Jährlich kauft die Bundeshauptstadt Produkte, Waren und Leistungen im Wert von etwa fünf Milliarden Euro ein - das ist etwa das Fünffache der Summe, die alle Wiener Haushalte für Wohnungsausstattung, Lebensmittel, Bekleidung, Reinigung und Auto pro Jahr ausgeben. "Eine Stadt als Großeinkäufer kann viel bewegen", sagte Wiens Vizebürgermeisterin Maria Vassilakou kürzlich bei einer Veranstaltung zum Thema Nachhaltigkeit.

Zu den Vorgaben beim Einkauf zählen wenig Verpackung, der Verzicht auf Tropenhölzer, PVC und Chlorbleiche, keine aggressiven Putzmittel sowie phosphat- und formaldehydfreie Produkte. Beim Lebensmittelkauf wird auf biologische Produkte in Schulen, Kindertagesheimen, Pensionisten-Wohnhäusern und in Wiener Krankenanstalten geachtet.

Die Bilanz: Der Bio-Lebensmittelanteil in Kindergärten liegt bei 51 Prozent. Pro Jahr werden mehr als 30.000 Tonnen CO2 und rund 17 Millionen Euro eingespart.

Wobei das Kostenargument allerdings oft gegen eine nachhaltige Beschaffung ins Spiel gebracht wird - besonders bei der sozial fairen Beschaffung. "Wir müssen viel Informationsarbeit leisten, dass sozial fairer Einkauf nicht teurer sein muss", sagt Schinzel von Südwind. Besonders in Gemeinden, die finanziellen Engpässen ausgesetzt sind und nicht in großen Mengen einkaufen, zählt vor allem der Preis. "Es muss nicht alles von heute auf morgen umgestellt werden", sagt Schinzel, die rät, konsequent ein Produkt nach dem anderen auf sozial faire Beschaffung umzustellen.

Fair gehandelte Fußbälle und Präsentkorb ohne Dosenfutter

Die 2007 gegründete Initiative "So fair" unterstützt Beschaffungsverantwortliche beim Einführen sozial fairer öffentlicher Beschaffung. Der Fokus liegt auf Lebensmitteln wie fair gehandeltem Orangensaft, Tee oder Reis, Arbeitsbekleidung sowie Naturstein für Brunnen oder Pflaster, der oft aus Asien importiert wird. Auch bei Spielzeug für Kindergärten, PCs und Blumen wird die Lieferkette durchleuchtet.

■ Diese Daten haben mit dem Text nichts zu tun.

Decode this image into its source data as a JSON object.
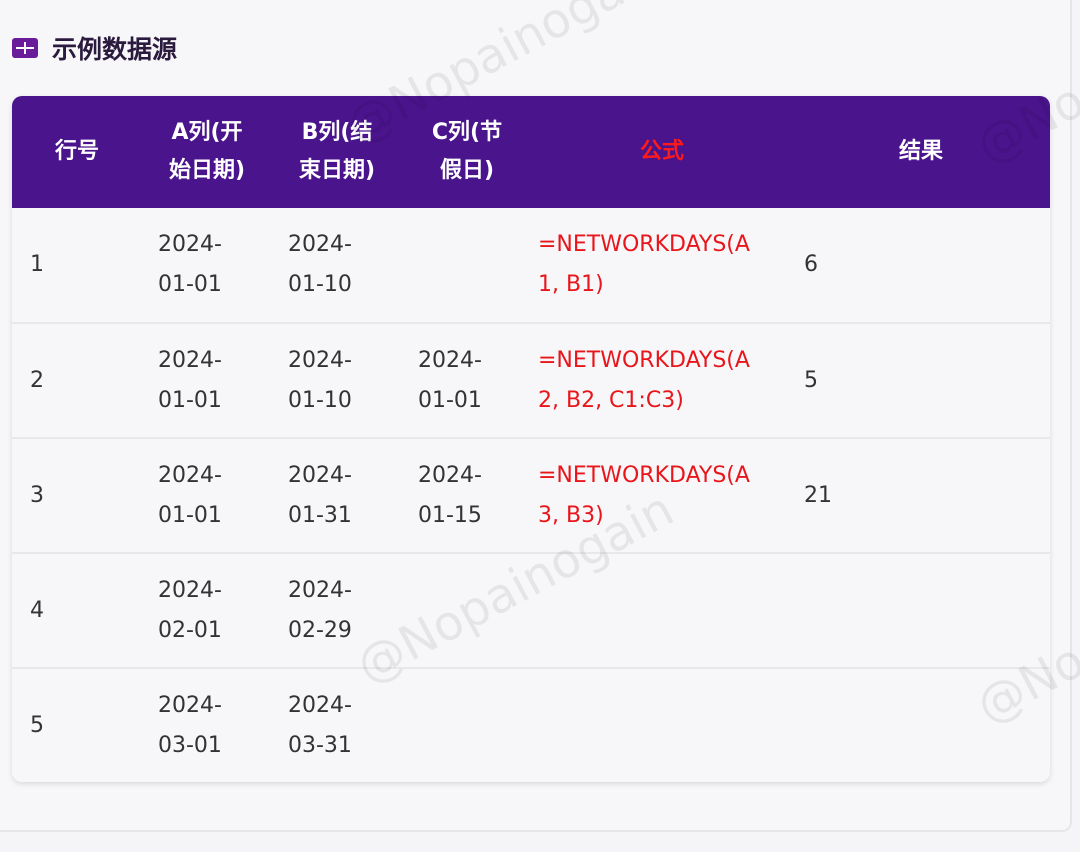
{
  "section": {
    "title": "示例数据源",
    "icon": "table-grid-icon"
  },
  "colors": {
    "header_bg": "#4a148c",
    "formula": "#e8161b",
    "icon": "#6a1b9a"
  },
  "table": {
    "headers": [
      "行号",
      "A列(开始日期)",
      "B列(结束日期)",
      "C列(节假日)",
      "公式",
      "结果"
    ],
    "rows": [
      {
        "no": "1",
        "a": "2024-01-01",
        "b": "2024-01-10",
        "c": "",
        "formula": "=NETWORKDAYS(A1, B1)",
        "result": "6"
      },
      {
        "no": "2",
        "a": "2024-01-01",
        "b": "2024-01-10",
        "c": "2024-01-01",
        "formula": "=NETWORKDAYS(A2, B2, C1:C3)",
        "result": "5"
      },
      {
        "no": "3",
        "a": "2024-01-01",
        "b": "2024-01-31",
        "c": "2024-01-15",
        "formula": "=NETWORKDAYS(A3, B3)",
        "result": "21"
      },
      {
        "no": "4",
        "a": "2024-02-01",
        "b": "2024-02-29",
        "c": "",
        "formula": "",
        "result": ""
      },
      {
        "no": "5",
        "a": "2024-03-01",
        "b": "2024-03-31",
        "c": "",
        "formula": "",
        "result": ""
      }
    ]
  },
  "watermark": "@Nopainogain"
}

Die sechs Gemeinden der steirischen Ökoregion Kaindorf haben sich zum Ziel gesetzt, umweltgerechte und fair gehandelte Produkte zu beschaffen. "Wir kaufen Fair-Trade-Kaffee, und in die Geschenkkörbe für Jubilare kommen keine Konserven, sondern regionale und faire Produkte. Ein Fußballverein hat fair gehandelte Fußbälle gekauft", so Margit Krobath von der Ökoregion Kaindorf.

Rechtlich gesehen ist im Vergaberecht verankert, dass auf die Umweltgerechtheit der Leistung "Bedacht zu nehmen ist", während auf Maßnahmen zur Umsetzung sozialpolitischer Belange lediglich Bedacht genommen werden "kann". Ökologische Beschaffung sei einfacher einzuführen, weil sich beispielsweise die Pestizid-Freiheit am Produkt nachweisen lässt, sagt Schinzel. Die Arbeitsbedingungen seien hingegen nicht am Produkt erkennbar.

Formfrei ausgewählt werden können Lieferanten bei der Direktvergabe, die bis Jahresende Aufträge bis 100.000 Euro bezeichnet. Bei höheren Summen müssen Anforderungen an Lieferanten festgelegt werden. Hier können Kriterien wie menschenwürdige Arbeitsbedingungen aufgenommen werden. Als Nachweis dient ein Gütesiegel oder eine vergleichbare Garantie. Um sich abzusichern, wird für Ausschreibungen über 100.000 Euro eine vergaberechtliche Beratung empfohlen.